The Cowlitz River has a great spring chinook run every year, provides hundreds of fall coho for anglers, is one of the Northwest’s best streams for summer and winter steelhead, and continues to build a reputation as one of the finest sea-run cutthroat fisheries in the country.
The Cowlitz River from the Barrier Dam near Salkum to the mouth of the Toutle above Castle Rock constitutes at least five of the best fisheries anywhere, often providing near record catches for hundreds of happy anglers.
Mineral Lake, at the town of Mineral north of Morton, is perhaps the best trout water in the western half of Washington. It is a rich lake in natural feed, growing huge rainbow and brown trout, some of which reach the 10-pound class every year.
The unique experience of fishing Washington’s high mountain lakes is enough to name them among our best places to fish. The biggest alpine lake in the region, Walupt Lake, may surrender naturally-spawned trout as large as salmon, but the smaller, incredibly beautiful alpine waters, especially Takhlakh and Council lakes, should be on everyone’s list to at least visit, if not to fish.
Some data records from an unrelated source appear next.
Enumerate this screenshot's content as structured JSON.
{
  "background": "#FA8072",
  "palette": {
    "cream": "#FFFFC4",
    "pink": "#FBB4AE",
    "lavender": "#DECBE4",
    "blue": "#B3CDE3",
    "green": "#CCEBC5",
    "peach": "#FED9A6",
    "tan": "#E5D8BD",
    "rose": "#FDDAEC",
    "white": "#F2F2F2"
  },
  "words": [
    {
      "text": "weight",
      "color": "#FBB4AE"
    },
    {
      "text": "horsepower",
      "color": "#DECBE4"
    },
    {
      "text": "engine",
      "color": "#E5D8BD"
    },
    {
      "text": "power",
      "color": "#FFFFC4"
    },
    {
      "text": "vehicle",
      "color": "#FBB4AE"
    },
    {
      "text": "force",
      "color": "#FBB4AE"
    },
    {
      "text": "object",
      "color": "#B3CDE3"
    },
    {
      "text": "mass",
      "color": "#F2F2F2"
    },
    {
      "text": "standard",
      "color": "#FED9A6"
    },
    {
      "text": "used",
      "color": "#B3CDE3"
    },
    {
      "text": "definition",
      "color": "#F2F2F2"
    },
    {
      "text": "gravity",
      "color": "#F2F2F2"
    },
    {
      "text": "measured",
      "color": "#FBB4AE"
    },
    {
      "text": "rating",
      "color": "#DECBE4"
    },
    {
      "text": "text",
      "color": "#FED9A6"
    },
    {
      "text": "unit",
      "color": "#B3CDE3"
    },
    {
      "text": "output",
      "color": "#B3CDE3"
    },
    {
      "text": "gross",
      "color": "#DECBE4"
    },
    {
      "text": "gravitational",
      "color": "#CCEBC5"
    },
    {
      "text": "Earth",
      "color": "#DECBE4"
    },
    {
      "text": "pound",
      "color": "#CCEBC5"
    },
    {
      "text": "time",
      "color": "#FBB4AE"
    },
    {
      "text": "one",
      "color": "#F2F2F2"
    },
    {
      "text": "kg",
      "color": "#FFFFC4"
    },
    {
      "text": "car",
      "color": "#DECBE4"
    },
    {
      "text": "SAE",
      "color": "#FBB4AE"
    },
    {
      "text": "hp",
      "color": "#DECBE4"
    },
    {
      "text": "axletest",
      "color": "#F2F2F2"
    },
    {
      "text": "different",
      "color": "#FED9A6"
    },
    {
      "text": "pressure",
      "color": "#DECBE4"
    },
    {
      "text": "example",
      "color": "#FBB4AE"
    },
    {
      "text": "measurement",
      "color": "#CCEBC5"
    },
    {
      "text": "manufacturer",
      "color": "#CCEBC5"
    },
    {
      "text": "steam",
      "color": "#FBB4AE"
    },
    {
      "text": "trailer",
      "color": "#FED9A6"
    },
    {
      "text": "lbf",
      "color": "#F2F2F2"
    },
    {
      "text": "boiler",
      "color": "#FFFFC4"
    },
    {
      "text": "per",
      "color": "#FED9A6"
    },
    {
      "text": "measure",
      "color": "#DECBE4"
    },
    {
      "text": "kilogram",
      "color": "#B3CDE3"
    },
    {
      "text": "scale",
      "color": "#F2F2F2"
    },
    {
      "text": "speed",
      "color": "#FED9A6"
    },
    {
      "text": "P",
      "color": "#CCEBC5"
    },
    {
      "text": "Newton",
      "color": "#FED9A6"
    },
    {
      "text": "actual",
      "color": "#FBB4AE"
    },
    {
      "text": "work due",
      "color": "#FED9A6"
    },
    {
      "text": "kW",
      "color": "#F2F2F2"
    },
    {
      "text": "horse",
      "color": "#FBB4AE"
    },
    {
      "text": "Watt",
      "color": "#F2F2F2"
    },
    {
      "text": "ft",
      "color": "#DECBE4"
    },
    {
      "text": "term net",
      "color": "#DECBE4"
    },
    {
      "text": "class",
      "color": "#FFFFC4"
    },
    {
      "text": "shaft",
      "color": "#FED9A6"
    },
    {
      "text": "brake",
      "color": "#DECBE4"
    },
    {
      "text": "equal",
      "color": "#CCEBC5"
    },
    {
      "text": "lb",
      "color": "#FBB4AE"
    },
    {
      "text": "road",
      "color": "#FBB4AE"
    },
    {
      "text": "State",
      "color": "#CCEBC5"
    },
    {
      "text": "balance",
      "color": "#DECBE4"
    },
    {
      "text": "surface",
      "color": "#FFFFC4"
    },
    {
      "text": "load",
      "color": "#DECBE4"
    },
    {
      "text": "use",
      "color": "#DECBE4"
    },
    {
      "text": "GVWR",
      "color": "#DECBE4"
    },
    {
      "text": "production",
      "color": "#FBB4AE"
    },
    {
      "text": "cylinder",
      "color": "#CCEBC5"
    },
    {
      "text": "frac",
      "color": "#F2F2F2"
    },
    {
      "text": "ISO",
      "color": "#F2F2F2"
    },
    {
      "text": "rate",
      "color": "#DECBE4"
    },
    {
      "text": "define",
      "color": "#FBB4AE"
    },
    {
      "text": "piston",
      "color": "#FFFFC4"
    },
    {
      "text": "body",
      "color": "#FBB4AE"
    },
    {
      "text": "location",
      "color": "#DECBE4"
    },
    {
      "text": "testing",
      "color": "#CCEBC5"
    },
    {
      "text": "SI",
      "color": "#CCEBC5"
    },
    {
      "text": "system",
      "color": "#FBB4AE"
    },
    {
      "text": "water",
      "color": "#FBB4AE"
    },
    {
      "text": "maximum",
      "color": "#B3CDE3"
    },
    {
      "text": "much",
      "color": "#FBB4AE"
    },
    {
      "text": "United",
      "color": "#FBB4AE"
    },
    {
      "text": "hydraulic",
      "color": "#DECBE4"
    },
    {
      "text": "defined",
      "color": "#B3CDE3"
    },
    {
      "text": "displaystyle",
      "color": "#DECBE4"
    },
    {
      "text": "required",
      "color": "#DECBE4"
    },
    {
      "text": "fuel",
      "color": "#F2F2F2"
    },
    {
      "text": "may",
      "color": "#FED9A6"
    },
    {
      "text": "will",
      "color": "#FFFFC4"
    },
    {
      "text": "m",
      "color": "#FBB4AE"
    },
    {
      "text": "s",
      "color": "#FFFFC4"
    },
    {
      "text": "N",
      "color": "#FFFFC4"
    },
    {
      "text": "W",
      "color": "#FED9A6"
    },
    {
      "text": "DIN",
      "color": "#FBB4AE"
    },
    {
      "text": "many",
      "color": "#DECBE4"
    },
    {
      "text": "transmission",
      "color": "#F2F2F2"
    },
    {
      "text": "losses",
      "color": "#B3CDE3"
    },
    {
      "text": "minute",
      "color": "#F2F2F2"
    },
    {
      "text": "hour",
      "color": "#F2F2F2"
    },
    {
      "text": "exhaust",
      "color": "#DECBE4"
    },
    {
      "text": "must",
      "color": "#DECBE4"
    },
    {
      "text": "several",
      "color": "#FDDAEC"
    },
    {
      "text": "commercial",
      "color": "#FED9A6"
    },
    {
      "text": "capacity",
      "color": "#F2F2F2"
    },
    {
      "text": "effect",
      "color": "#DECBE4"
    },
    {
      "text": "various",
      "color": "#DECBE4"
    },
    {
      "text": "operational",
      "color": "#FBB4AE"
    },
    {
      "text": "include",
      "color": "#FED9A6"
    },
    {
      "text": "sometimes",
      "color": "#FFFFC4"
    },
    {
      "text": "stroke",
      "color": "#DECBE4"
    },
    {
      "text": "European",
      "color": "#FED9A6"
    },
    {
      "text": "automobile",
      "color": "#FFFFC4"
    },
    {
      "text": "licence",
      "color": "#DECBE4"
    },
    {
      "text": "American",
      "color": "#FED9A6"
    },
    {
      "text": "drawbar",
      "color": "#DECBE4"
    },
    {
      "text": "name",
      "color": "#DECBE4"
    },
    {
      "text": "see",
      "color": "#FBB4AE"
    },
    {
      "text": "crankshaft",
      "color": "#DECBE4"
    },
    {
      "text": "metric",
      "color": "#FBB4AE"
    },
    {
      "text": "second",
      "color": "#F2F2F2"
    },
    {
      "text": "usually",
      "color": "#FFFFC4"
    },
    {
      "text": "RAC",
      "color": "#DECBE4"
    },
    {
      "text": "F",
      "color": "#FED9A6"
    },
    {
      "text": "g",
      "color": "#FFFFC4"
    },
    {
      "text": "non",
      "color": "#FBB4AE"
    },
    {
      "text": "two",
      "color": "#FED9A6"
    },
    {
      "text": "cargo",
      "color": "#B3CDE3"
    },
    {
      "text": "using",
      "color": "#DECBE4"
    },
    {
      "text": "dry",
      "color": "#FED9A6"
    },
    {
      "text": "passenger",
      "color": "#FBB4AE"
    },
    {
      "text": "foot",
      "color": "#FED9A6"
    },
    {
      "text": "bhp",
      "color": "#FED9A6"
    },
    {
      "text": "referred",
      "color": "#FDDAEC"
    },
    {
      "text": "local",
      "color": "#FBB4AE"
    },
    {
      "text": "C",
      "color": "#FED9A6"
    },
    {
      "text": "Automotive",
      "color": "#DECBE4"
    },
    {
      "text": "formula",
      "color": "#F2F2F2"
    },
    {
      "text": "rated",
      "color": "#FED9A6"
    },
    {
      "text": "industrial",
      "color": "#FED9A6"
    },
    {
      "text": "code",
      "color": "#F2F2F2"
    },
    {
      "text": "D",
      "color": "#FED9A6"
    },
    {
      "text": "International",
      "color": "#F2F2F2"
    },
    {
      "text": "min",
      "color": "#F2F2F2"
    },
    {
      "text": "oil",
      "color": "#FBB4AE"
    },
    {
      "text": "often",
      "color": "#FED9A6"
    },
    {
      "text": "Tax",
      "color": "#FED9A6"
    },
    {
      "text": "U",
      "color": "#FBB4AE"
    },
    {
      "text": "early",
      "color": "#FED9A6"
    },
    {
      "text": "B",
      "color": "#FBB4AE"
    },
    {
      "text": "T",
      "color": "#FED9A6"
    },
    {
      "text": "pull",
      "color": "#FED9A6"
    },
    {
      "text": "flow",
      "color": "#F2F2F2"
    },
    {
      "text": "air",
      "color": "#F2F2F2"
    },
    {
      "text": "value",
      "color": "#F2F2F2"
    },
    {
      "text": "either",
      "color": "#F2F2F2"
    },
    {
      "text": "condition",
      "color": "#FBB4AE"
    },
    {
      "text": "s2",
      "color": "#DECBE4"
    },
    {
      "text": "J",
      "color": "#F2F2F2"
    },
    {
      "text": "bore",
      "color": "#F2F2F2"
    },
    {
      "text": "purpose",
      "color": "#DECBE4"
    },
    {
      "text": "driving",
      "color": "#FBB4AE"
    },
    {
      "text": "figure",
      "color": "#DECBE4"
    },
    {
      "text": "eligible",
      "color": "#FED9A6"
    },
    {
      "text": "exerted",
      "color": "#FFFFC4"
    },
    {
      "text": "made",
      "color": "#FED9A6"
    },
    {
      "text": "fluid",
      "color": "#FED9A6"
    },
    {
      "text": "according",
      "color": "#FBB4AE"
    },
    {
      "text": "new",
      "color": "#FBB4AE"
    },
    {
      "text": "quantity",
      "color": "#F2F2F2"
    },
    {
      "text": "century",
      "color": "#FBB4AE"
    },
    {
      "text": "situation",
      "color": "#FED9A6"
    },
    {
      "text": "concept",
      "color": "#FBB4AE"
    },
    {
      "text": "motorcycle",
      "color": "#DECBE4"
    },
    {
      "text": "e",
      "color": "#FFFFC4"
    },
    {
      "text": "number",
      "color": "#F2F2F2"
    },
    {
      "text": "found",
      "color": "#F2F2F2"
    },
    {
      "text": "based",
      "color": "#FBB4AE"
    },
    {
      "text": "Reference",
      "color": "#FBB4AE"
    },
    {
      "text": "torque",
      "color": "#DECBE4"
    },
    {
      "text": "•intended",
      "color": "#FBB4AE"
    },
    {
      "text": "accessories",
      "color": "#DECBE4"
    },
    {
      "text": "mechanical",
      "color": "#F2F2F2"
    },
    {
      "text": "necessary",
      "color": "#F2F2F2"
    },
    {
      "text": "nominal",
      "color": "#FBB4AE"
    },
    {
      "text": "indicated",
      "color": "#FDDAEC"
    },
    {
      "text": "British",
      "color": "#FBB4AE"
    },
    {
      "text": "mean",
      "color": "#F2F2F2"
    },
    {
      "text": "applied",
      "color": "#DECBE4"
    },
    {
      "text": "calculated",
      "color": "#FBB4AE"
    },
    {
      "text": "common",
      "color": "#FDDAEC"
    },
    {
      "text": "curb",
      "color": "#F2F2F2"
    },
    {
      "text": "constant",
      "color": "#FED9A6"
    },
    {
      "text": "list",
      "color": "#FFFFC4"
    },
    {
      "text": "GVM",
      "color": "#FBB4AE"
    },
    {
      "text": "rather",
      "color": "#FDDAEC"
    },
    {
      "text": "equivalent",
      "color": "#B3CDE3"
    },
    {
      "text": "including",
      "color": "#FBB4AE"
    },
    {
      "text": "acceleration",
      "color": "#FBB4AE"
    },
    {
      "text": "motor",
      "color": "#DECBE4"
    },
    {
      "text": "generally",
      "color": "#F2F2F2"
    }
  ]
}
Back on the Cowlitz watershed, three impounds rate mention as prime destinations for the traveling angler. Those include Mayfield Lake, Riffe Lake and Lake Scanewa, each with a unique personality and each delivering its own kind of fishery. Mayfield, for example, holds thousands of husky rainbow, largemouth bass and legendary hybrid tiger muskies. In recent years, the lake has built a population of landlocked coho, fish that were naturally spawned in the Tilton River (also a great fishing experience) and took up residence in the lake instead of migrating to the ocean.
Riffe Lake is a huge impound that is managed for planted landlocked coho; delicious pink-meated trophies that splendidly grace a dinner table. It also holds rainbow, cutthroat, catfish and a burgeoning population of smallmouth bass. The latter is so abundant these days that many anglers catch and release dozens in a day’s fishing.
Lake Scanewa, the uppermost lake on the river system, is becoming justifiably famous for the migrating salmon and steelhead that are transported there over the river’s three-dam hydroelectric structures. Along with a fine population of native and hatchery trout, it’s possible to catch giant king salmon, feisty coho, and both summer and winter steelhead in the relatively small confines of the lake.
There are dozens of smaller lakes and ponds, streams of every size and character, and even hidden mountain streams best suited for the catch and release of small native trout and salmon smolts, many of which haven’t been fished more than once or twice a year for decades. It is the experience, rather than a potential trophy, that draws angling purists to the high country.
Whatever your fishing objective, the waters in and around Lewis County have great treasures to offer. Please come join us.